COMPLICATIONS OF PEPTIC ULCER DISEASE
- Bleeding peptic ulcer
 - Pyloric stenosis
 - Zollinger-Ellison Disease
 - Stress Ulcers
 
Bleeding peptic ulcer:
- Peptic ulcer is the most common cause of non-variceal upper gastro-intestinal bleeding.
 - Most patients with bleeding peptic ulcer are clinically stable and stop bleeding without any intervention, whereas other outcomes include re-bleeding and mortality.
 - Endoscopy allows identification of the severity of disease.
 - Endoscopic hemostatic therapy which is successful in reducing mortality.
 - A number of pharmacological agents have been used for endoscopic injection therapy such as 1:10000 adrenaline (epinephrine), human thrombin and fibrin glue.
 - Mechanical endoscopic treatment options include Thermocoagulation using a heater probe or endoscopic clipping.

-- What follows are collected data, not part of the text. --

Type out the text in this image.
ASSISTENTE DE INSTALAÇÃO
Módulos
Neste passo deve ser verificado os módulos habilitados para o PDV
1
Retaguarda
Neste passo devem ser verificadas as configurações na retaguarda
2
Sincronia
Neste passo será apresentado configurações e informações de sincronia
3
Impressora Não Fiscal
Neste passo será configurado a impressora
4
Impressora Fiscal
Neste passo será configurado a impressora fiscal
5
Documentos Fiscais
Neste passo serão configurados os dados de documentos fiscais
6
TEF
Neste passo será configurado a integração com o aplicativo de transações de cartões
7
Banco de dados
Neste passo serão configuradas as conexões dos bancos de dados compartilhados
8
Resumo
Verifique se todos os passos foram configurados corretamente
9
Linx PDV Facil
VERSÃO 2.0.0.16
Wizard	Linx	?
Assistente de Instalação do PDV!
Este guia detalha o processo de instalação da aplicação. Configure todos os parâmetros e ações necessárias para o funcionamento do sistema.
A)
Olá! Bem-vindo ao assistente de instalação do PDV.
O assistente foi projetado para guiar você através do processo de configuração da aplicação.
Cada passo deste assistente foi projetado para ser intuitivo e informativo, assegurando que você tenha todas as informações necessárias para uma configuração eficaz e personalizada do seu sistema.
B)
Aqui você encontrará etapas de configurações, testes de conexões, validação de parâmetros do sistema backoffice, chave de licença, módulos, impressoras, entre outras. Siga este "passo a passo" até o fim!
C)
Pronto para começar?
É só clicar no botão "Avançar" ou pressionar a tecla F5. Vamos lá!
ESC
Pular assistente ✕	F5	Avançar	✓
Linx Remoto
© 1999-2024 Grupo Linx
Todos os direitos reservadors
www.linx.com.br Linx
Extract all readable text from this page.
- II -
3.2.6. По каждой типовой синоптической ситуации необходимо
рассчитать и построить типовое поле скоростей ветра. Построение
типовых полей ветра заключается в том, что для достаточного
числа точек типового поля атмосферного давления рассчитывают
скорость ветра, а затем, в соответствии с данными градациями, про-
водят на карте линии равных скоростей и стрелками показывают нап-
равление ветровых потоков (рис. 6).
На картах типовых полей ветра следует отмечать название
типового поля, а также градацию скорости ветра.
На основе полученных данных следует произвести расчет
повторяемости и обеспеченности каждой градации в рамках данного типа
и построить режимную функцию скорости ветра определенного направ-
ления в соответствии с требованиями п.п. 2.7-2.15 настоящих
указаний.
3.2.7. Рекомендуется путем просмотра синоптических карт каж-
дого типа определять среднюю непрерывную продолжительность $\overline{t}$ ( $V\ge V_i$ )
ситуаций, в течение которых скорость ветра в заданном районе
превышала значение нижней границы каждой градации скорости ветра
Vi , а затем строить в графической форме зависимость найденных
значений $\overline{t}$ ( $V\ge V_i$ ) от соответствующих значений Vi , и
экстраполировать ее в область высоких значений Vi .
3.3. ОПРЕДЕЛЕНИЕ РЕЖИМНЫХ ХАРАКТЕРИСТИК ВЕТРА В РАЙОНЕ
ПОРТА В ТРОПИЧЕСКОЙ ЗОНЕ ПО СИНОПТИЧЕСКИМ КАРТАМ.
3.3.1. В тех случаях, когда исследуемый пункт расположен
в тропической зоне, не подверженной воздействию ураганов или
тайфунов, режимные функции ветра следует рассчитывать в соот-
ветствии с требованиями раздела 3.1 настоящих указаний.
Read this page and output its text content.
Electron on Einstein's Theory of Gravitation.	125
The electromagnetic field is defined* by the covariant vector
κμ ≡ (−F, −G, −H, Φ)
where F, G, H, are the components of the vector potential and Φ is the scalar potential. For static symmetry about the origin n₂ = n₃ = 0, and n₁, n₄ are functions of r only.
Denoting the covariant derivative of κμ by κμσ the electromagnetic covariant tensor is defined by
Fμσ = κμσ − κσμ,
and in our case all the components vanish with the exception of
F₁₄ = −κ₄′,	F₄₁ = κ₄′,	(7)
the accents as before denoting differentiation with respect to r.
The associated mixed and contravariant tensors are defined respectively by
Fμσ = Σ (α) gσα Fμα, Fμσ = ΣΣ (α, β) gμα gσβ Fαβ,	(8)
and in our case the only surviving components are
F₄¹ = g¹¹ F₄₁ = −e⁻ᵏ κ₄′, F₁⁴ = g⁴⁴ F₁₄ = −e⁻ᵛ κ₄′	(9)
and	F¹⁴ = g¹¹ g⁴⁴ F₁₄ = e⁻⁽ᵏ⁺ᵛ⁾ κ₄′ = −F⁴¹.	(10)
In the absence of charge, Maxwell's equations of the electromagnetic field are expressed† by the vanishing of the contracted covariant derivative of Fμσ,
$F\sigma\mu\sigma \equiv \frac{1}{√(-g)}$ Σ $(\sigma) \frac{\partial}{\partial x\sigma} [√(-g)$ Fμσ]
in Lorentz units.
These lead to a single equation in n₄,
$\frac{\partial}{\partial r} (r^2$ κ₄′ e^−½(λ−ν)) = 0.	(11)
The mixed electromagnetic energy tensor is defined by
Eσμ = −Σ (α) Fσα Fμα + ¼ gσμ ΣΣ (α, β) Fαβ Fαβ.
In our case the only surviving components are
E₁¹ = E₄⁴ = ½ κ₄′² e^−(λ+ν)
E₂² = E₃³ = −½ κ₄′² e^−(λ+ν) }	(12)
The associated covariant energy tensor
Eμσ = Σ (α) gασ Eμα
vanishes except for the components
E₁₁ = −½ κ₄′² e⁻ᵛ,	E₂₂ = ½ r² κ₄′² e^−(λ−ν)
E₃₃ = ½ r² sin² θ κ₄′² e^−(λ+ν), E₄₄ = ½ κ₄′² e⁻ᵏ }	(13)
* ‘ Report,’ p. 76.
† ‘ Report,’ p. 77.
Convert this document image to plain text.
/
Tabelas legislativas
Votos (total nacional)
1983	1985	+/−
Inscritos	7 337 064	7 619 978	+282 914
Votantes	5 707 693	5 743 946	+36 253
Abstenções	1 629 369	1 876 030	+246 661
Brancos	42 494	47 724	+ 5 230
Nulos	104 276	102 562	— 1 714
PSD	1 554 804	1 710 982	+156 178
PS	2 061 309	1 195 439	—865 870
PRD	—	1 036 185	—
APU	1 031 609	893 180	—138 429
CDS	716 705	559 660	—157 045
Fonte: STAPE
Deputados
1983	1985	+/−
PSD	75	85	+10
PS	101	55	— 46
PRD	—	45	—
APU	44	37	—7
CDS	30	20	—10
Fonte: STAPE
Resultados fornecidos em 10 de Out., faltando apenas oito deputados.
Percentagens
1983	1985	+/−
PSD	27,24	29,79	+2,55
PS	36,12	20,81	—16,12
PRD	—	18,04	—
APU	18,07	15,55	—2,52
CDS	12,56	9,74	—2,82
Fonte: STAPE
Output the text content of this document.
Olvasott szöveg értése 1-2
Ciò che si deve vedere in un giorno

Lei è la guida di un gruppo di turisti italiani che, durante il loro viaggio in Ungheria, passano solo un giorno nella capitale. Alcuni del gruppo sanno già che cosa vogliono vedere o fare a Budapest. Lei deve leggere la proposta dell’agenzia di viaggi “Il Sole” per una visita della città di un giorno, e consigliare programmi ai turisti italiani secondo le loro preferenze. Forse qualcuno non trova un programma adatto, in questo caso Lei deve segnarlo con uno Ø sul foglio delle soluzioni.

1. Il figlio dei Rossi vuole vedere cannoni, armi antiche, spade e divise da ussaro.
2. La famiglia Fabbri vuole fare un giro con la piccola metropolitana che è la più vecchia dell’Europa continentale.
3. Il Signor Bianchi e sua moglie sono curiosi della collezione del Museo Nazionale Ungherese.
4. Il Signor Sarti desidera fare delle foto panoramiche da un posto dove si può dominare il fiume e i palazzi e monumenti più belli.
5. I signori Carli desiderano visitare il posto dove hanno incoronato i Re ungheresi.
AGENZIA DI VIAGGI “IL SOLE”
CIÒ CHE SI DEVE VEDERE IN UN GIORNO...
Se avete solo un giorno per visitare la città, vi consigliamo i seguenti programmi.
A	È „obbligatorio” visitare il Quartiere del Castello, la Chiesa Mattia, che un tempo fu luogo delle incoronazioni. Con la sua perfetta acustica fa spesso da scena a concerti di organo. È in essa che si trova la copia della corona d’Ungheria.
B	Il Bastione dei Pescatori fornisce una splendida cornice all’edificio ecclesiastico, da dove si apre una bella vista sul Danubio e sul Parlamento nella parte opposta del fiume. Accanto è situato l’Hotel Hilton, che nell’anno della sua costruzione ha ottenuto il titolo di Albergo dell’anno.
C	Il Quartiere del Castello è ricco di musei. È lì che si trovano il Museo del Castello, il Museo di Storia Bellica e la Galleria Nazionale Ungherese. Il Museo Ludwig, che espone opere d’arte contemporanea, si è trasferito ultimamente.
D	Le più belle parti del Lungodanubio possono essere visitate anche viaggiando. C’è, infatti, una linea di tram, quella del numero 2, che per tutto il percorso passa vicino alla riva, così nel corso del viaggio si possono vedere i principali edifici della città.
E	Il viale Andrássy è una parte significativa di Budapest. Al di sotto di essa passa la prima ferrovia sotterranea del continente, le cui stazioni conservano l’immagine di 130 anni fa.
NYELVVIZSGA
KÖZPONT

 - Combination therapies are superior to monotherapy and a combination of adrenaline 1:10000 with either thermal or mechanical treatment is recommended (SIGN,2008).
 
Pyloric Stenosis:
Malignancy is the most common cause of gastric outlet obstruction.
Peptic ulcer disease is the underlying cause in about 10% of cases.
Conventional treatment with acid-suppressive therapy may also help.
If medical therapy fails to relieve the obstruction, Endoscopic balloon dilation or surgery may be required.
Zollinger-Ellison Syndrome:
- This is a rare syndrome that consists of a triad of non-beta cell tumors of the pancreas that contain and release gastrin, gastric acid hypersecretion and severe ulcer disease.
 - Extra-pancreatic gastrinomas are also common and may be frequently found in the duodenal wall.
 - A proportion of these patients have tumors of the pituitary gland and parathyroid gland.
 - Patients with idiopathic peptic ulcer disease should be investigated for Zollimger-Ellison Syndrome.
 
- Medical management includes; greater than standard doses of Proton Pump Inhibitors. The somatostatin analogue OCTREOTIDE is also effective but has no clear advantage over PPIs.
 
Stress Ulcers:
- Sever physiological stress such as Head Injury, Spinal cord injury, Burns, Multiple traumas or Sepsis may induce superficial mucosa erosions or gastroduodenal ulcerations. These may lead to hemorrhage or perforation.
 - Diminished blood flow to the gastric mucosa, decreased cell renewal, diminished prostaglandin production and hypertension are involved in causing stress ulceration.
 - Management involves: Intravenous acid-suppression therapy, Histamine H-receptor antagonists, PPIs and Nasogastric tube administration of SUCRALFATE (4-6g daily in divided doses) have been used to prevent stress ulceration in the intensive care unit until patient tolerates enteral feeding.
 
Most commonly used regimens are: IV Ranitidine 50mg every 8hr reducing to 25mg in severe renal impairment.
- Patients at Mechanical ventilation and the presence of coagulopathies are at higher risks of stress-related mucosal bleeding and may require prophylactic treatment.